A Batwoman foi criada em 1956 e levava o nome de Kathy Kane, uma homenagem ao criador do Batman, Bob Kane, e era uma ex-acrobata de circo que, após ganhar uma fortuna, decide combater o crime. O ponto interessante é que ela surge com o propósito de afastar os rumores sobre a sexualidade de Bruce Wayne, devido ao livro “A Sedução do Inocente”, de Frederic Wetham. Enfim, anos se passaram e a vigilante seguiu fazendo aparições em diferentes histórias, com a identidade variando.
Em 2006 a DC Comics decide, então, trazê-la de volta só que reformulada. Ela ganha de vez a identidade de Kate Kane e surpresa… A herdeira dos Kane é lésbica! Claro que o timing era perfeito já que a história da jovem se alinhava com os debates a respeito do “don’t ask don’t tell” que ganhava força entre os militares. Aos que não sabem, esta era uma política que proibia pessoas LGBTQ+ de se assumirem nas forças militares americanas, pois, caso o fizessem, eram expulsos. Portanto, a filha do Coronel Kane, um militar respeitado, que havia decidido ainda muito nova seguir os passos do pai devido ao seu sequestro, da mãe e da irmã gêmea – as duas últimas morreram na presença da mesma – e sua necessidade de proteger outras famílias, se vê expulsa do exército e impedida de alcançar seus sonhos ao se recusar a dizer que não era homossexual.
Sim, meus caros, a história da ruiva é intensa, madura e delicada. Ademais, a vigilante de Gotham também é judia, algo que sempre fica claro nas narrativas de suas histórias. Kate é o tipo de personagem que tem muito orgulho de quem é: ela não esconde a sexualidade, tanto que não existe uma pessoa em Gotham que não saiba que a herdeira dos Kane frequenta bares LGBTQ+ femininos, e muito menos suas crenças religiosas. Diferente do primo Bruce Wayne – sim, eles são primos –, ela não desgosta da vida de socialite e nem usa a identidade como uma máscara, o que faz um excelente contraste com a persona combatente do crime, que usa o manto com tamanha sede por justiça.
O ponto é que essas características tão cruciais de Kate Kane só a deixam ainda mais humana. Kate tem camadas, não é simplesmente uma vigilante, uma heroína, é muito mais do que isso. É interessante também acompanhar a jornada da ex-militar, pois em momento algum existe desconforto interno sobre a sua sexualidade, o que poderia muito bem ser explorado se os roteiristas decidissem trabalhar com a ideia de alguém se descobrindo agora, já que era algo novo no universo dos quadrinhos, e em parte, continua sendo.
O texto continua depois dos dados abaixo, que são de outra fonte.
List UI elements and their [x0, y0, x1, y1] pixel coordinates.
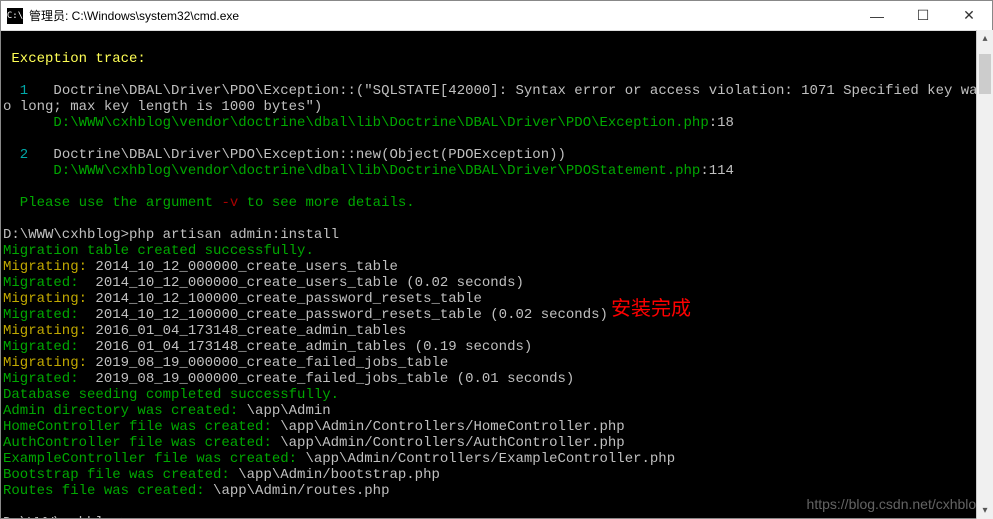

Kate Kane é isso: lésbica, judia, filha, irmã, vigilante. Uma mulher que viu seus sonhos serem destruídos, pois o país que quer defender não aceita sua sexualidade. Uma mulher que precisou enfrentar a escuridão que existia dentro de si para descobrir algo importante sobre si… A importância da Batwoman não só reside no fato de o público feminino LGBTQ+ ter alguém que lhe represente, ter uma heroína que se parece consigo, mas também no de mostrar que não se deve ocultar uma parte de si da qual não se deve ter vergonha alguma.
Batwoman não é só a heroína de Gotham, mas também é a heroína das mulheres LGBTQ+ que lutam diariamente para serem vistas, respeitadas e aceitas numa sociedade que ainda enxerga uma pessoa LGBTQ+ como alguém que não deveria existir e/ou ter vergonha de existir. A conclusão: precisamos de mais Kate Kanes nos filmes, nas séries, nos quadrinhos, na arte como um todo, pois representatividade positiva importa, pois ela inspira, valida e até mesmo consegue mudar o mundo.